「慶應三田会」強大パワー(2)「ラーメン二郎」立ち退き危機にも動いた

 とりわけ日本の経済界に広く深く行き渡る〝三田会パワー〟を端的に示すのが、社長の多さだ。

 数だけでは、日大の約2万6000人が最多で、2位の慶應は約1万600人弱と後れを取るが、そこは最強学閥の慶應、これを上場企業に限った場合、約4000社ある上場企業のうち、320を超える企業のトップが慶應出身者。最近、社長から会長となったトヨタの豊田章男氏をはじめ、第一生命HDの稲垣精二会長、三井物産の堀健一社長など、日本を代表する企業のトップを三田会人脈が占めている。非上場でも、サントリーHDの佐治信忠会長と新浪剛史社長、ロッテHDの玉塚元一社長などズラリ。実に多士済々なのだ。

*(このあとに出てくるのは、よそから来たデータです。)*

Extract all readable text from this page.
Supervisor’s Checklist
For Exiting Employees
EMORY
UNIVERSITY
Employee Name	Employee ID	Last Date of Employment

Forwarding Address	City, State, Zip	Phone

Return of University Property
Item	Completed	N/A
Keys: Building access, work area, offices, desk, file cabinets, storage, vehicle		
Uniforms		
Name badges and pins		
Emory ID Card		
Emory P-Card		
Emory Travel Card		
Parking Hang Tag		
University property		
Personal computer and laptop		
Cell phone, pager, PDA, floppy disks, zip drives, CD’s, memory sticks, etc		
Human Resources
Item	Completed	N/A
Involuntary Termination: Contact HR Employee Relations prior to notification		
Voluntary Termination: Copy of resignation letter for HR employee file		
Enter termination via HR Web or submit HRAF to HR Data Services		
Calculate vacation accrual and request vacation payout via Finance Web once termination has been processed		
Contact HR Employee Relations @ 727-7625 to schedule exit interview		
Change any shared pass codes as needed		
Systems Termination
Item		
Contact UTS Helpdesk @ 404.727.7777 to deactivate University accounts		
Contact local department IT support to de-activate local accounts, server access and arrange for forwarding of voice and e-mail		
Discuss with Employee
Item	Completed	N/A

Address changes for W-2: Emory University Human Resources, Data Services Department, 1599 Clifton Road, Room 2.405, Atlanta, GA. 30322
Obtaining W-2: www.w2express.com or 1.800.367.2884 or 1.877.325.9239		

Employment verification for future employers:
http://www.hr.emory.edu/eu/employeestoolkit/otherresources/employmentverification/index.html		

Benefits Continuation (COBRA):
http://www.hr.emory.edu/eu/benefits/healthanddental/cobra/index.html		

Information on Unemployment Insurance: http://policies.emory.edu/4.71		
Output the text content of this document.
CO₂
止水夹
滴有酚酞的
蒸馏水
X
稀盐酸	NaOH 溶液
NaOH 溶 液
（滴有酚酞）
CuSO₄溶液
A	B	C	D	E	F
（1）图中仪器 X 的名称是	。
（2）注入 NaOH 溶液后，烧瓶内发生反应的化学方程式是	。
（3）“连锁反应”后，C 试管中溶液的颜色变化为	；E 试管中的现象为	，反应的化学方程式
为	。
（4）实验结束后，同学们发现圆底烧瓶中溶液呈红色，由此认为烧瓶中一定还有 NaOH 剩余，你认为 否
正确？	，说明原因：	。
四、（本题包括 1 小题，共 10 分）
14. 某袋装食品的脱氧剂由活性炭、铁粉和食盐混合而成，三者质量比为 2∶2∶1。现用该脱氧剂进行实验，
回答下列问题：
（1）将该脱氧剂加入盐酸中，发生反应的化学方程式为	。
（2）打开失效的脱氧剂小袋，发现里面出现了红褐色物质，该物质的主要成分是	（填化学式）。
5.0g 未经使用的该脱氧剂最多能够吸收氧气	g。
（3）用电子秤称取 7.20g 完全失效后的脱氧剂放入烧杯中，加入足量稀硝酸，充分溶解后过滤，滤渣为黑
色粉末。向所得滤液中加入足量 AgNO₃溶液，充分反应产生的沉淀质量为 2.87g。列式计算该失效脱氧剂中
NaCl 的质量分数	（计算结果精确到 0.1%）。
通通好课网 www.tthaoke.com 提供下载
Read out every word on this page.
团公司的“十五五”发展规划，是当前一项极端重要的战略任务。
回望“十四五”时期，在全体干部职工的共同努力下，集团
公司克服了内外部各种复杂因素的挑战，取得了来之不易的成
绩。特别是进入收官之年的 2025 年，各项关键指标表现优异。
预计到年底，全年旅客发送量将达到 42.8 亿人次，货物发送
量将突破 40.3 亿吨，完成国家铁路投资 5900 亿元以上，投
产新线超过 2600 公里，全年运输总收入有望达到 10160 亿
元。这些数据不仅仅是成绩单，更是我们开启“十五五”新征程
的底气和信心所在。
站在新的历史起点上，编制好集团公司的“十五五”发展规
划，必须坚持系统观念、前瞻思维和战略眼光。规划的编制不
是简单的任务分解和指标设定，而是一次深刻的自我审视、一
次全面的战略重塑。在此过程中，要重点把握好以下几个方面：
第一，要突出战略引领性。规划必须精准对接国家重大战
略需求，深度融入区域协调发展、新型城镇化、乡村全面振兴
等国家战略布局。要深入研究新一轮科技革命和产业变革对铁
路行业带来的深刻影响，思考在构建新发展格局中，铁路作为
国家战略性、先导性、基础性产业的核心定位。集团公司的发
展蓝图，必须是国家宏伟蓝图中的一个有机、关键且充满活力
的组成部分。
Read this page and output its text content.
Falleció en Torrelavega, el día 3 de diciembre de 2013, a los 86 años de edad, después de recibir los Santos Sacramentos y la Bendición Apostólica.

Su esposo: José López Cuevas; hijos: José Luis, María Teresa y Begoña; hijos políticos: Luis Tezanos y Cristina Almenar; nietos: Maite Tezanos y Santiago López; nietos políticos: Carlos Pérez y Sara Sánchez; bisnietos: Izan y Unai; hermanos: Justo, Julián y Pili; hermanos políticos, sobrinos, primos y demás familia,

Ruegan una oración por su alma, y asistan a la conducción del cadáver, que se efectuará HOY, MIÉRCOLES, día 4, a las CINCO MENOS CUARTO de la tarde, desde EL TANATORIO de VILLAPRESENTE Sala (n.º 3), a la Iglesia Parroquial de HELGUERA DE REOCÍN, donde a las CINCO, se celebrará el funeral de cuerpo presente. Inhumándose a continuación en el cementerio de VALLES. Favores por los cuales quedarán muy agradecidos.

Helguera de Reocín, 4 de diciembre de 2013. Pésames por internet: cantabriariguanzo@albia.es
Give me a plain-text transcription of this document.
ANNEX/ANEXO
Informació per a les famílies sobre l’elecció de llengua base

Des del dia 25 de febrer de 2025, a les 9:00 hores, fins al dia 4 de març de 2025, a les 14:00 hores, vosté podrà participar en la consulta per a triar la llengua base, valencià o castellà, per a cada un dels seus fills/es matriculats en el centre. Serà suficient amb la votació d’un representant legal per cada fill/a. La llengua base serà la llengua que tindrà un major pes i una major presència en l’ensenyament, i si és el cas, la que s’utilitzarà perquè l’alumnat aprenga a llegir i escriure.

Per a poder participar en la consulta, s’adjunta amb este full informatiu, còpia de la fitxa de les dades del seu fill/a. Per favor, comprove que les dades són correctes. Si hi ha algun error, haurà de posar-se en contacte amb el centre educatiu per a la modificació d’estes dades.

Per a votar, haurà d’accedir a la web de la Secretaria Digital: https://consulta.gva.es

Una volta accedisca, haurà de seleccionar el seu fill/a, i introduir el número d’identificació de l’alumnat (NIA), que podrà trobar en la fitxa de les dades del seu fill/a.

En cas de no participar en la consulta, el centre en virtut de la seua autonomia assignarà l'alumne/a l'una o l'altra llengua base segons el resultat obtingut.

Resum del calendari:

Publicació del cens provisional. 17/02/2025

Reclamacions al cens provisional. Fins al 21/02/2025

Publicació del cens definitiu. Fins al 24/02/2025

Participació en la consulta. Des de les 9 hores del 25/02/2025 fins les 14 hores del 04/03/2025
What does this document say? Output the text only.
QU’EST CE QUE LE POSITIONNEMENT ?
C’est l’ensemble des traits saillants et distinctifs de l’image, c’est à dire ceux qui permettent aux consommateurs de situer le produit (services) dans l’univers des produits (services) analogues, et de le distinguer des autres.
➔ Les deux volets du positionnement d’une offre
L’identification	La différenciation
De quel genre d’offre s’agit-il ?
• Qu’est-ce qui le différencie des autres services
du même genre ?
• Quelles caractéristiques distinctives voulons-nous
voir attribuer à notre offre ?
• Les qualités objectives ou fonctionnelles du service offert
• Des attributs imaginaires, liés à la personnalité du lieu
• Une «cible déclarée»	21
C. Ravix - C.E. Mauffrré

 そして実際、「三田会」人脈で現実のビジネスも動いているという。

「最大の特徴は、『企業三田会』が強いこと。学校の創立者である福澤諭吉と関係の深い三菱・三井グループは、系列企業内で三田会が一大勢力を築いています。有名なところでは、三越と伊勢丹の統合の背後に双方の『三田会』が親密だったこと。当時、不振が続く三越が統合後にお荷物扱いされる懸念があるのを払拭できたのも、伊勢丹の武藤信一社長(当時)が慶應OBで、『三田会』を通じて安心感があったからと言われています」(田中氏)

 また、情報と人脈がモノを言う不動産業界では、「三田会」同士という信頼感からか、取り引きの情報交換が行われ、話が決まると例会で「成約報告」がなされるのが常だという。何百億円もの金が動く都内の再開発などの土地取引も、元をたどれば「三田会」内で決まった話もあると言われるほどなのだ。

 この組織の実力が、意外なところで発揮されたのが「ラーメン二郎クライシス」だった。

「ラーメン二郎は、かつて目黒区の東京都立大学の近くにあり、当時から学生が通う店として人気が高かった。その後、三田に移転したが、90年代半ばに道路工事の関係で立ち退かなければならなくなり、閉店の危機に見舞われたことがあったんです。創業者の山田拓美さんは、それを機に店を畳むつもりだったんですが、特に熱心だった柔道部とその三田会組織『三田柔友会』を中心に存続運動が行われた。そして、三田会の人間が探し出した慶應三田キャンパスの正面近くの物件で営業を再開することが決まって、今に至るというわけです」(田中氏)

 今や全国に熱狂的信者〝ジロリアン〟を生み出すほど人気の「ラーメン二郎」だが、これがなければラーメン業界での天下布武はかなわなかったかもしれない。「慶應ボーイ」マシマシ、ネットワーク力こそが「三田会パワー」の源泉なのだ。